Above, we see output, but no code! This is done using echo = FALSE, which is often useful.

x = 1:10
y = 1:10
summary(lm(y ~ x))
## 
## Call:
## lm(formula = y ~ x)
## 
## Residuals:
##        Min         1Q     Median         3Q        Max 
## -5.661e-16 -1.157e-16  4.273e-17  2.153e-16  4.167e-16 
## 
## Coefficients:
##              Estimate Std. Error   t value Pr(>|t|)    
## (Intercept) 1.123e-15  2.458e-16 4.571e+00  0.00182 ** 
## x           1.000e+00  3.961e-17 2.525e+16  < 2e-16 ***
## ---
## Signif. codes:  0 '***' 0.001 '**' 0.01 '*' 0.05 '.' 0.1 ' ' 1
## 
## Residual standard error: 3.598e-16 on 8 degrees of freedom
## Multiple R-squared:      1,  Adjusted R-squared:      1 
## F-statistic: 6.374e+32 on 1 and 8 DF,  p-value: < 2.2e-16

The above code produces a warning, for reasons we will discuss later. Sometimes, in final reports, it is nice to hide these, which we have done here. message = FALSE and warning = FALSE can be used to do so. Messages are often created when loading packages to give the user information about the effects of loading the package. These should be suppressed in final reports. Be careful about suppressing these messages and warnings too early in an analyses as you could potentially miss important information!

Later we may discuss cache and dependson which can be useful when dealing with time-consuming chunks that occur with large data or many simulations.

Adding Math with LaTeX

Another benefit of RMarkdown is the ability to add Latex for mathematics typesetting. Like R code, there are two ways we can include Latex; displaystyle and inline.

Note that use of LaTeX is somewhat dependent on the resulting file format. For example, it cannot be used at all with .docx. To use it with .pdf you must have LaTeX install on your machine.

With .html the LaTeX is not actually rendered during knitting, but actually rendered in your browser using MathJax.

Displaystyle LaTeX

Displaystyle is used for larger equations which appear centered on their own line.

\[ s = \sqrt{\frac{1}{n - 1}\sum_{i=1}^{n}(x - \bar{x})^2} \]

Inline LaTex

We could mix LaTeX commands in the middle of exposition, for example: \(t = 2\). We could actually mix R with Latex as well! For example: \(\bar{x} = 4.7364838\).

Output Options

At the beginning of the document, there is code which describes some metadata and settings of the document. For this file, that code is:

title: "RMarkdown Template"
author: "David Dalpiaz"
date: ""
output: 
  html_document: 
    toc: yes

This describes the output format as html, defines the theme, and toc tells R to automatically create a Table of Contents based on the headers and sub-headers you have defined using #.

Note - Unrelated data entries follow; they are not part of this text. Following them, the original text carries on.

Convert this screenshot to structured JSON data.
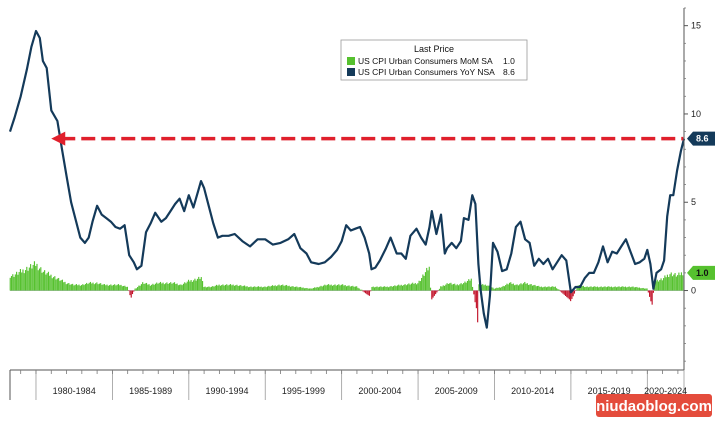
{
  "chart_data": {
    "type": "line",
    "x_range": [
      1978.3,
      2022.4
    ],
    "ylim": [
      -4.5,
      16
    ],
    "y_ticks": [
      0,
      5,
      10,
      15
    ],
    "y_tick_labels": [
      "0",
      "5",
      "10",
      "15"
    ],
    "x_tick_labels": [
      "1980-1984",
      "1985-1989",
      "1990-1994",
      "1995-1999",
      "2000-2004",
      "2005-2009",
      "2010-2014",
      "2015-2019",
      "2020-2024"
    ],
    "x_tick_bounds": [
      1980,
      1985,
      1990,
      1995,
      2000,
      2005,
      2010,
      2015,
      2020,
      2025
    ],
    "grid": false,
    "legend": {
      "title": "Last Price",
      "placement": "top-center",
      "entries": [
        {
          "label": "US CPI Urban Consumers MoM SA",
          "value": "1.0",
          "color": "#56c12f"
        },
        {
          "label": "US CPI Urban Consumers YoY NSA",
          "value": "8.6",
          "color": "#143a5a"
        }
      ]
    },
    "last_labels": {
      "yoy": "8.6",
      "mom": "1.0"
    },
    "reference_line": {
      "y": 8.6,
      "x_from": 1981.0,
      "x_to": 2022.35,
      "color": "#e0202c",
      "style": "dashed",
      "arrow": "left"
    },
    "series": [
      {
        "name": "US CPI Urban Consumers YoY NSA",
        "color": "#143a5a",
        "x": [
          1978.3,
          1978.6,
          1979.0,
          1979.4,
          1979.7,
          1980.0,
          1980.25,
          1980.45,
          1980.7,
          1981.0,
          1981.4,
          1981.7,
          1982.0,
          1982.3,
          1982.6,
          1982.9,
          1983.2,
          1983.45,
          1983.7,
          1984.0,
          1984.3,
          1984.6,
          1984.9,
          1985.2,
          1985.5,
          1985.8,
          1986.1,
          1986.4,
          1986.6,
          1986.9,
          1987.2,
          1987.5,
          1987.8,
          1988.2,
          1988.5,
          1988.8,
          1989.1,
          1989.4,
          1989.7,
          1990.0,
          1990.3,
          1990.6,
          1990.8,
          1991.0,
          1991.3,
          1991.6,
          1991.9,
          1992.2,
          1992.6,
          1993.0,
          1993.5,
          1994.0,
          1994.5,
          1995.0,
          1995.5,
          1996.0,
          1996.5,
          1996.9,
          1997.3,
          1997.7,
          1998.0,
          1998.5,
          1998.9,
          1999.3,
          1999.7,
          2000.0,
          2000.3,
          2000.6,
          2000.9,
          2001.2,
          2001.5,
          2001.8,
          2001.95,
          2002.2,
          2002.5,
          2002.9,
          2003.2,
          2003.6,
          2003.9,
          2004.2,
          2004.5,
          2004.9,
          2005.2,
          2005.5,
          2005.75,
          2005.9,
          2006.2,
          2006.5,
          2006.75,
          2006.9,
          2007.2,
          2007.5,
          2007.8,
          2008.0,
          2008.3,
          2008.55,
          2008.75,
          2008.95,
          2009.1,
          2009.3,
          2009.5,
          2009.7,
          2009.9,
          2010.2,
          2010.5,
          2010.8,
          2011.1,
          2011.4,
          2011.7,
          2012.0,
          2012.3,
          2012.6,
          2012.9,
          2013.2,
          2013.5,
          2013.8,
          2014.1,
          2014.4,
          2014.7,
          2015.0,
          2015.3,
          2015.6,
          2015.9,
          2016.2,
          2016.5,
          2016.8,
          2017.1,
          2017.4,
          2017.7,
          2018.0,
          2018.3,
          2018.6,
          2018.9,
          2019.2,
          2019.5,
          2019.8,
          2020.0,
          2020.2,
          2020.4,
          2020.6,
          2020.9,
          2021.1,
          2021.3,
          2021.5,
          2021.7,
          2021.95,
          2022.2,
          2022.4
        ],
        "values": [
          9.0,
          9.8,
          11.0,
          12.5,
          13.8,
          14.7,
          14.3,
          13.0,
          12.6,
          10.2,
          9.6,
          8.0,
          6.5,
          5.0,
          4.0,
          3.0,
          2.7,
          3.0,
          3.9,
          4.8,
          4.3,
          4.1,
          3.9,
          3.6,
          3.5,
          3.7,
          2.0,
          1.6,
          1.2,
          1.4,
          3.3,
          3.8,
          4.4,
          3.9,
          4.1,
          4.5,
          4.9,
          5.2,
          4.5,
          5.4,
          4.7,
          5.6,
          6.2,
          5.8,
          4.8,
          3.8,
          3.0,
          3.1,
          3.1,
          3.2,
          2.8,
          2.5,
          2.9,
          2.9,
          2.6,
          2.7,
          2.9,
          3.2,
          2.4,
          2.1,
          1.6,
          1.5,
          1.6,
          1.9,
          2.3,
          2.8,
          3.7,
          3.4,
          3.5,
          3.6,
          3.0,
          2.1,
          1.2,
          1.3,
          1.7,
          2.4,
          3.0,
          2.1,
          2.1,
          1.8,
          3.1,
          3.5,
          3.0,
          2.6,
          3.6,
          4.5,
          3.2,
          4.3,
          2.1,
          2.4,
          2.7,
          2.4,
          2.8,
          4.1,
          4.0,
          5.4,
          4.9,
          1.5,
          0.0,
          -1.3,
          -2.1,
          -0.3,
          2.7,
          2.2,
          1.1,
          1.2,
          2.1,
          3.6,
          3.9,
          2.9,
          2.7,
          1.4,
          1.8,
          1.5,
          1.8,
          1.2,
          1.6,
          2.0,
          1.7,
          -0.1,
          0.2,
          0.2,
          0.7,
          1.0,
          1.0,
          1.6,
          2.5,
          1.6,
          2.2,
          2.1,
          2.5,
          2.9,
          2.2,
          1.5,
          1.6,
          1.8,
          2.3,
          1.5,
          0.1,
          1.0,
          1.2,
          1.7,
          4.2,
          5.4,
          5.4,
          6.8,
          7.9,
          8.6
        ]
      },
      {
        "name": "US CPI Urban Consumers MoM SA",
        "color": "#56c12f",
        "negative_color": "#c2132a",
        "x": [
          1978.5,
          1979.0,
          1979.5,
          1980.0,
          1980.5,
          1981.0,
          1981.5,
          1982.0,
          1982.5,
          1983.0,
          1983.5,
          1984.0,
          1984.5,
          1985.0,
          1985.5,
          1986.0,
          1986.2,
          1986.5,
          1987.0,
          1987.5,
          1988.0,
          1988.5,
          1989.0,
          1989.5,
          1990.0,
          1990.5,
          1990.8,
          1991.0,
          1991.5,
          1992.0,
          1993.0,
          1994.0,
          1995.0,
          1996.0,
          1997.0,
          1998.0,
          1999.0,
          2000.0,
          2001.0,
          2001.8,
          2002.0,
          2003.0,
          2004.0,
          2005.0,
          2005.7,
          2005.9,
          2006.5,
          2007.0,
          2007.5,
          2008.0,
          2008.5,
          2008.8,
          2008.9,
          2009.0,
          2009.5,
          2010.0,
          2010.5,
          2011.0,
          2011.5,
          2012.0,
          2012.5,
          2013.0,
          2014.0,
          2014.9,
          2015.0,
          2015.5,
          2016.0,
          2017.0,
          2018.0,
          2019.0,
          2020.0,
          2020.3,
          2020.5,
          2021.0,
          2021.3,
          2021.5,
          2022.0,
          2022.4
        ],
        "values": [
          0.8,
          1.0,
          1.2,
          1.4,
          1.0,
          0.8,
          0.6,
          0.4,
          0.3,
          0.3,
          0.4,
          0.4,
          0.3,
          0.3,
          0.3,
          0.2,
          -0.4,
          0.1,
          0.4,
          0.3,
          0.4,
          0.4,
          0.4,
          0.3,
          0.5,
          0.6,
          0.7,
          0.2,
          0.2,
          0.3,
          0.3,
          0.2,
          0.2,
          0.3,
          0.2,
          0.1,
          0.3,
          0.3,
          0.2,
          -0.3,
          0.2,
          0.2,
          0.3,
          0.4,
          1.2,
          -0.5,
          0.2,
          0.4,
          0.3,
          0.4,
          0.6,
          -1.0,
          -1.8,
          0.3,
          0.3,
          0.1,
          0.2,
          0.4,
          0.3,
          0.4,
          0.3,
          0.2,
          0.2,
          -0.5,
          -0.6,
          0.3,
          0.2,
          0.2,
          0.2,
          0.2,
          0.1,
          -0.8,
          0.5,
          0.6,
          0.8,
          0.9,
          0.8,
          1.0
        ]
      }
    ]
  },
  "badges": {
    "yoy_color": "#143a5a",
    "mom_color": "#56c12f"
  },
  "watermark": {
    "text": "niudaoblog.com"
  }
}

You can edit this yourself, or click the settings button at the top of the document and select Output Options.... Here you can explore other themes and syntax highlighting options, as well as many additional options. Using this method will automatically modify this information in the document.

Try It!

Be sure to play with this document! Change it. Break it. Fix it. The best way to learn RMarkdown (or really almost anything) is to try, fail, then find out what you did wrong.

RStudio has provided a number of beginner tutorials which have been greatly improved recently and detail many of the specifics potentially not covered in this document. RMarkdown is continually improving, and this document covers only the very basics.